More importantly, the US govt's own policy of State terrorism would only be strengthened by the conquest of Iraq. Stand by for the world's sole superpower engaging in the 21st Century version of gunboat diplomacy. "Do as we say, or we'll flatten your country & replace you with a government which will" fits any reasonable definition of terrorism that I can find.

* A US victory in Iraq will merely result in the exchange of one military dictator for another. The difference is that the dictator to come will be a US general, not an Iraqi one. After playing around with the Iraqi opposition in exile (itself a motley crew of cut-throats & spivs) for years, the US has settled for keeping Saddam's regime as intact as possible, but without Saddam. They'll get rid of Saddam, his family, his cabinet & the top two people in every department, but apart from that nothing will change - except, perhaps, for the worse.

Saddam's secret police, about which the US govt is telling us all such gruesome stories, will stay on; Saddam's dungeons will be kept in business; Saddam's Republican Guard will be kept intact; and so on. They'll need these things, since they won't be running the country in the interests of the people of Iraq - no way. They don't even run the US in the interests of the North American people, for Christ's sake! Rather, the people of Iraq will be acutely aware that their country is being bled for the benefit of others and Uncle Sam will need Saddam's full apparatus of repression in order to stop the Iraqi peoples from doing something about it.

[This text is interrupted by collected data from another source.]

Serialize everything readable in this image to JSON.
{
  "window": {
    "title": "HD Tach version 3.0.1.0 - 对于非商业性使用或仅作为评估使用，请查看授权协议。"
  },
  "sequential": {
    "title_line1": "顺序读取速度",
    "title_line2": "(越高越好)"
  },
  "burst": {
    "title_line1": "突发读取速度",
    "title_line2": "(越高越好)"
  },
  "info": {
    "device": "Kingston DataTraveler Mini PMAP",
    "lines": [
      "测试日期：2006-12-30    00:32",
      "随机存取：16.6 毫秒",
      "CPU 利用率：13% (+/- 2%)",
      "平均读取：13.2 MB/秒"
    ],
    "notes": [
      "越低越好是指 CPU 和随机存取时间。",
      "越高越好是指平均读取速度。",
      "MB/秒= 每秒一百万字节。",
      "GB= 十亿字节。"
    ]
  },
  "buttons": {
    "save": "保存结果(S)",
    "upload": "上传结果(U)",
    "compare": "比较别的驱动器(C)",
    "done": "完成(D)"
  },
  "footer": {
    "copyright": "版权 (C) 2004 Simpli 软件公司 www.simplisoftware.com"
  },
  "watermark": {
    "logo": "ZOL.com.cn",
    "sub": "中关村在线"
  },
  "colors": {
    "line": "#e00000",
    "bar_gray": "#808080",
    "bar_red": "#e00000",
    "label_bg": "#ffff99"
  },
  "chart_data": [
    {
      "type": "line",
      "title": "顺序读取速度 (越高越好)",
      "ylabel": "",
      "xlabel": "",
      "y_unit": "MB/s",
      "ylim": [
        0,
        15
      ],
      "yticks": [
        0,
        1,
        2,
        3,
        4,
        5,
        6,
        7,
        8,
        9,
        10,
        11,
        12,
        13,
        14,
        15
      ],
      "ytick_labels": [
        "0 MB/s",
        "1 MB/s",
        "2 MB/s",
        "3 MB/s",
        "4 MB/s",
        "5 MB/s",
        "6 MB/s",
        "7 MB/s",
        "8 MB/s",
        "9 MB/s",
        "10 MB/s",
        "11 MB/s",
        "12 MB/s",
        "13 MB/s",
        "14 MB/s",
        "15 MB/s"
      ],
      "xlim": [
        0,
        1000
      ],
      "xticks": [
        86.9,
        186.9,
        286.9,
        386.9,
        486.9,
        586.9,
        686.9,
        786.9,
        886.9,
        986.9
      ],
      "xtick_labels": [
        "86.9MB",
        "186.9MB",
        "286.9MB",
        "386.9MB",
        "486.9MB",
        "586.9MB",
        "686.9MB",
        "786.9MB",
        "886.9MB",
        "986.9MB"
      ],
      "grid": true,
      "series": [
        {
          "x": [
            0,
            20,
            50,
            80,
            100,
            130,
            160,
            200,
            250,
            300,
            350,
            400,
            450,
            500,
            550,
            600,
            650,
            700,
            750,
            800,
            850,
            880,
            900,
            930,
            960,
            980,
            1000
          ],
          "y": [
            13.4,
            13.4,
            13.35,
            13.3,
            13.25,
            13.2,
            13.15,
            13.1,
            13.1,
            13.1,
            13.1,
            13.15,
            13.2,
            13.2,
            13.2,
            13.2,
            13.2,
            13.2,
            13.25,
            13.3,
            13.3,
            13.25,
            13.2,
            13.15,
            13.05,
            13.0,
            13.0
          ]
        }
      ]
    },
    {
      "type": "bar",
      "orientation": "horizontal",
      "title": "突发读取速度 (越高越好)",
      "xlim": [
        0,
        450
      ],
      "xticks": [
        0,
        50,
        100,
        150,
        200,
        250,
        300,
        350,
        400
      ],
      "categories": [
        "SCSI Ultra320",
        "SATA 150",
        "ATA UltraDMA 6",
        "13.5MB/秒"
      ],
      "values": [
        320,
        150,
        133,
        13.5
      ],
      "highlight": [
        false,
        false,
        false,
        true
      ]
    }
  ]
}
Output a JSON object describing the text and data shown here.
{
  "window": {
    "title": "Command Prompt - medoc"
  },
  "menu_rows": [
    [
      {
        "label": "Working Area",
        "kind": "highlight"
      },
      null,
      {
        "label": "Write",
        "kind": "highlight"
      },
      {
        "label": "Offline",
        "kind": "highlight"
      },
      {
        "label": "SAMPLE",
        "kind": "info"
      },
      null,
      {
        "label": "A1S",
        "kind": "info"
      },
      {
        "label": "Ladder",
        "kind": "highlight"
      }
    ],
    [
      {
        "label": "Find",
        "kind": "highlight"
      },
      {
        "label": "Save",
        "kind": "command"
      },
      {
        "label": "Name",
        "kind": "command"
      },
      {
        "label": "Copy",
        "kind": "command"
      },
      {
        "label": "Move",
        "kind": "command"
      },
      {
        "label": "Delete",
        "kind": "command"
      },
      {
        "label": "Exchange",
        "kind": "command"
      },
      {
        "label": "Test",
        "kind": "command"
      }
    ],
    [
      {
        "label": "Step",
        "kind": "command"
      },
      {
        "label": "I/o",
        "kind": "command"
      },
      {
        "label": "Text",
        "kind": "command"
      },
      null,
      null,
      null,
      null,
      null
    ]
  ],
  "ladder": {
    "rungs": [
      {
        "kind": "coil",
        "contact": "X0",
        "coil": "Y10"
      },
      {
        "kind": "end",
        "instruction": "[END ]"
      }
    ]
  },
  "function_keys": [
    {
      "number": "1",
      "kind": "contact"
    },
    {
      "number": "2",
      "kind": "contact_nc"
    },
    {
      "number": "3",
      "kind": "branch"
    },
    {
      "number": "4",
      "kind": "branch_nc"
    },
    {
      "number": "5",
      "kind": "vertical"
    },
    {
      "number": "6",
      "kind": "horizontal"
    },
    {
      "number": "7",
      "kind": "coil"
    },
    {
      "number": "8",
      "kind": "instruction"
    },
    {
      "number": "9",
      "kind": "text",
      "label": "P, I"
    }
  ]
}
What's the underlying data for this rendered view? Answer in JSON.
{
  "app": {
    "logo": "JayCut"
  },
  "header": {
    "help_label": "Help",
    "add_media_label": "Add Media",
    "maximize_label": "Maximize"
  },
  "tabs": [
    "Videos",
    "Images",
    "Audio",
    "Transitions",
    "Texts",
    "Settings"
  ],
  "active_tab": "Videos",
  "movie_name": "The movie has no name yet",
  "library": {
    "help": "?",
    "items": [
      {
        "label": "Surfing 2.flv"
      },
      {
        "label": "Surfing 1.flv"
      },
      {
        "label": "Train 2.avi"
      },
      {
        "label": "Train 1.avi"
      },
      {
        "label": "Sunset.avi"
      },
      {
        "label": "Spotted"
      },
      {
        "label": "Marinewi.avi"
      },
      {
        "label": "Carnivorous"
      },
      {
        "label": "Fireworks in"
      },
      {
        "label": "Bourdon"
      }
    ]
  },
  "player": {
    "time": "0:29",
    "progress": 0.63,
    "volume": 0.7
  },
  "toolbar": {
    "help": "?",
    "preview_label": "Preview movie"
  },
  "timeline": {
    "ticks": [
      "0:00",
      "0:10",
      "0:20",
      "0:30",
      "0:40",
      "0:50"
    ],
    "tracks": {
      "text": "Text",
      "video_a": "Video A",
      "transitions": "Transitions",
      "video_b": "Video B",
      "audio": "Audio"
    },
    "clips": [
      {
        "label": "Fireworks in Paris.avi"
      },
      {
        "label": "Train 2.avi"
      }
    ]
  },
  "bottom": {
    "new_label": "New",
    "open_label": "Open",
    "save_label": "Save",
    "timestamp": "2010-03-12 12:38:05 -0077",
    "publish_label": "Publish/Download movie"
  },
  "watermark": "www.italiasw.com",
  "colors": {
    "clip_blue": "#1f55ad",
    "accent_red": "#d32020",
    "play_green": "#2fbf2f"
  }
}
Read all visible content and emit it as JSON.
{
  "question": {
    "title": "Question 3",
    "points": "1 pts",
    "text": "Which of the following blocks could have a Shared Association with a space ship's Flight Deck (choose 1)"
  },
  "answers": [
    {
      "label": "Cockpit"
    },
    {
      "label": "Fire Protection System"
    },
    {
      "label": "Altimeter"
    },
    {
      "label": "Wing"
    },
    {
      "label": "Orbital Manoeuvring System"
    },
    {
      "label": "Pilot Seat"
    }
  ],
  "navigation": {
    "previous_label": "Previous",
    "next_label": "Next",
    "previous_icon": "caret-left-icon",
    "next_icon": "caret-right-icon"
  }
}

As I said at the start of this letter, Tom has reached almost exactly the wrong conclusions. I was careful, however, to include the word "almost", for he agrees with us Lefties on one thing, even if he doesn't know it. We've been opponents of Saddam's bloody regime for decades, from long before Uncle Sam turned against him. In fact, most people on the Left who knew about the Middle East opposed Saddam since the day he came to power in a CIA-organised coup in the 1960s.

And, contrary to what Howard & co would like everyone to believe, most of us on the Left still oppose Saddam. Since we don't want the people of Iraq to go from the frying pan into the fire, however, we insist that the right to depose a dictator resides with his subjects, not with a self-appointed globocop reminding us all that imperialism is still with us.

It is the working peoples of Iraq - from the Kurdish north, the Shiite south and the central Mesopotamian region, who hold the key to their own liberation. When they rise up, the workers of Australia, North America & all industrialised countries must be beside them, for as surely as the sun rises in the East, Uncle Sam will be against them.